Basın & Sivil Toplum Örümcek Ağı!..

Türkiye’de; Cumhuriyet tarihi boyunca, on beşi tek partili ve elli biri de çok partili dönemde olmak üzere toplamda atmış altı hükumet kurulmuştur!. Çok partili dönemde ki hükumet ömrü yaklaşık 1,4 yıldır!. Normal şartlarda, dört yıl olması gereken sonucun 1,4 yıl olması, Türkiye’de ki parlamenter sistemin siyasal istikrar  ve kalkınma açısından çok da başarılı olmadığının göstergelerinden biridir!. Siyasal istikrarsızlıklar, Türkiyeyi ekonomik, siyasi ve sosyal yönden olumsuz etkilemiş;  1960, 1971, 1980 ve 28 Şubat darbeleri, post modern darbe ve e-muhtıra gibi demokrasi dışı müdahalelere zemin hazırlamıştır! Tabii ki tüm bu olumsuz durum ve gelişmeler sistemin sorgulanmasına neden olmuştur! 

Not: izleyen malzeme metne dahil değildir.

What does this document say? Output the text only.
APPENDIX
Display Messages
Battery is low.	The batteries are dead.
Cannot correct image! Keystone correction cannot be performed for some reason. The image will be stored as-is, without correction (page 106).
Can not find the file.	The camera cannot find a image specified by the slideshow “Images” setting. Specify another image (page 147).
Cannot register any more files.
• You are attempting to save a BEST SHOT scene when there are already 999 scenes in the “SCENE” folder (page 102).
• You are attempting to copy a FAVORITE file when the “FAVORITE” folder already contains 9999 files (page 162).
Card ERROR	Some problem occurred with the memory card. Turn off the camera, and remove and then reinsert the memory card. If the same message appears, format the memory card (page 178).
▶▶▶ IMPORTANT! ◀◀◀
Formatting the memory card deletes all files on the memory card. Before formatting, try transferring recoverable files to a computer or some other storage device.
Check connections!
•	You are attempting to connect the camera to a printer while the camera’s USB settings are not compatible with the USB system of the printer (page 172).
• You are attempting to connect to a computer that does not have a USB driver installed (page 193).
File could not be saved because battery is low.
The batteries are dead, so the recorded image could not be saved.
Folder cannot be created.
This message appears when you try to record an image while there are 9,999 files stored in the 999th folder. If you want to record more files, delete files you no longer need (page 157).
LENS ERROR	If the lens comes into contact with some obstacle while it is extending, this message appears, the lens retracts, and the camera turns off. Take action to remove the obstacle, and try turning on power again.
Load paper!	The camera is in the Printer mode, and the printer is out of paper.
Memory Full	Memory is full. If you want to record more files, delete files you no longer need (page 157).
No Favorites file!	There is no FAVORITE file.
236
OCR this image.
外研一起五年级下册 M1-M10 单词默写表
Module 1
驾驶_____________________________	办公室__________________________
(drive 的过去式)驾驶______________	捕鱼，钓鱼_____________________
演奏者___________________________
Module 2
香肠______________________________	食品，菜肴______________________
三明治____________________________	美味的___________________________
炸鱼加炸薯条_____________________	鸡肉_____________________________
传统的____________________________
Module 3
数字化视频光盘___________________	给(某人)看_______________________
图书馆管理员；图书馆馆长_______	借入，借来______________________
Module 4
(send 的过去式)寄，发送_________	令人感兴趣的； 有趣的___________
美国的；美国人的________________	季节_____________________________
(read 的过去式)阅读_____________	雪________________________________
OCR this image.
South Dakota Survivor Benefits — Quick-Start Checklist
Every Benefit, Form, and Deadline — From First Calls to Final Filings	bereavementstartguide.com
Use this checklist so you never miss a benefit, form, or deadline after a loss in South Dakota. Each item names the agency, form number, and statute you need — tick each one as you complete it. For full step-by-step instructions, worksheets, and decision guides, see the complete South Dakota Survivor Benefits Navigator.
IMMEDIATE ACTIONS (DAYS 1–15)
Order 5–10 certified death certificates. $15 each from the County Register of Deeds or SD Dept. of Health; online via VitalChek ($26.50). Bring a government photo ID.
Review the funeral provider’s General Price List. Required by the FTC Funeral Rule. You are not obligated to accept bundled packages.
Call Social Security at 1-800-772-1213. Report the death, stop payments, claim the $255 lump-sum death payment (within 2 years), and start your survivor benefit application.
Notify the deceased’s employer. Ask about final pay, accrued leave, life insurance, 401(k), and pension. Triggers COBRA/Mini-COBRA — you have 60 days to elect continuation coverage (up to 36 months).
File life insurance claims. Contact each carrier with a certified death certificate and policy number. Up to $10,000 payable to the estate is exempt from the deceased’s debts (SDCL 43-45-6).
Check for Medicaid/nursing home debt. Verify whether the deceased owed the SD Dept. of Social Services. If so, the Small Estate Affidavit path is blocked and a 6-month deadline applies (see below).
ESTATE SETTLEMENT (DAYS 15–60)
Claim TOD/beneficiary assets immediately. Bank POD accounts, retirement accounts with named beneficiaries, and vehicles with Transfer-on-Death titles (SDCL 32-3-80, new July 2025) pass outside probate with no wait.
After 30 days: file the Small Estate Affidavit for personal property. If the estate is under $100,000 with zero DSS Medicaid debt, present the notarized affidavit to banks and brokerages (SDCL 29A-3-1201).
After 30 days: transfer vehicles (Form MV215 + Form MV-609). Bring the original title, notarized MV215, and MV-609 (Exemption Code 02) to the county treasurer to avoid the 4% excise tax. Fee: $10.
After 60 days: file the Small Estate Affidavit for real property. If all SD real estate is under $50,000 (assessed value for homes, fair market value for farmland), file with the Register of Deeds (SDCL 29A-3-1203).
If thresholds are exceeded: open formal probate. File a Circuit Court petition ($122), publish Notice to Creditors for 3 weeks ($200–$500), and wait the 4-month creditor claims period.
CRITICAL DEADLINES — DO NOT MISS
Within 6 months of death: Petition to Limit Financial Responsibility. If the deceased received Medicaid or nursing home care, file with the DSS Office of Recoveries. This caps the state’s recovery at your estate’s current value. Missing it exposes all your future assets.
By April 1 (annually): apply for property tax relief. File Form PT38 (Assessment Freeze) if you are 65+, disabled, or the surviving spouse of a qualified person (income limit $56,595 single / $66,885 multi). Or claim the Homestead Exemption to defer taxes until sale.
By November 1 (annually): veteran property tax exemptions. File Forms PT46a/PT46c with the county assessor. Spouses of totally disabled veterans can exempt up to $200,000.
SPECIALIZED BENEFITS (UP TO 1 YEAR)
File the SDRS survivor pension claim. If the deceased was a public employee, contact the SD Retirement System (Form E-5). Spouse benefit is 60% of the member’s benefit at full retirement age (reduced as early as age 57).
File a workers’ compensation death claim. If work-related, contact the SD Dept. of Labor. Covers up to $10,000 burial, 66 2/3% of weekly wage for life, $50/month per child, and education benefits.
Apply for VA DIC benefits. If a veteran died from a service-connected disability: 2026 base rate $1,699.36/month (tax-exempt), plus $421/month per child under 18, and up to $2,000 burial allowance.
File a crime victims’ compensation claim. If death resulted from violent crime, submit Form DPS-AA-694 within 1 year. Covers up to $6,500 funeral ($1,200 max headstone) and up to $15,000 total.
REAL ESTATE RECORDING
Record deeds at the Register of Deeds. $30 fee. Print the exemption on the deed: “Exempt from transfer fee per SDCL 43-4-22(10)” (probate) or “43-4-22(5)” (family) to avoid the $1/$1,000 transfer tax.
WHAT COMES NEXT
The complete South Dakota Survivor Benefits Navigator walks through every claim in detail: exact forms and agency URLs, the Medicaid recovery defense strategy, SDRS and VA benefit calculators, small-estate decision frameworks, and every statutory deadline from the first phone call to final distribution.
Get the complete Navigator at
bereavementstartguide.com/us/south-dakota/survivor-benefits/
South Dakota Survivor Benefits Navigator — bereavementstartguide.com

15 Temmuz hain darbe ve işgal kalkışması akabinde,  Türkiye’de sistemden kaynaklı yaşanan siyasal istikrarsızlık ve  akabinde gelen ekonomik, sosyal ve siyasal sorunların hükumet sisteminden zuhur ettiği, Türk tipi başkanlık sistemi ile sorunun çözülebileceği, Kadim Türk Devlet geleneği  ve Türkiye’nin koşullarına uygun bir başkanlık veya yarı – başkanlık sistemine geçilmesinin Türkiye’nin  2023 – 2053 ve 2071 hedefleri muvacehesinde, Devlet Aklı nezaretinde ki Türk Devletini yönetenlerde, Türk Devleti ve Türk Milletinin  yararına olacağı yönünde bir konsensüs sağlanmıştır!.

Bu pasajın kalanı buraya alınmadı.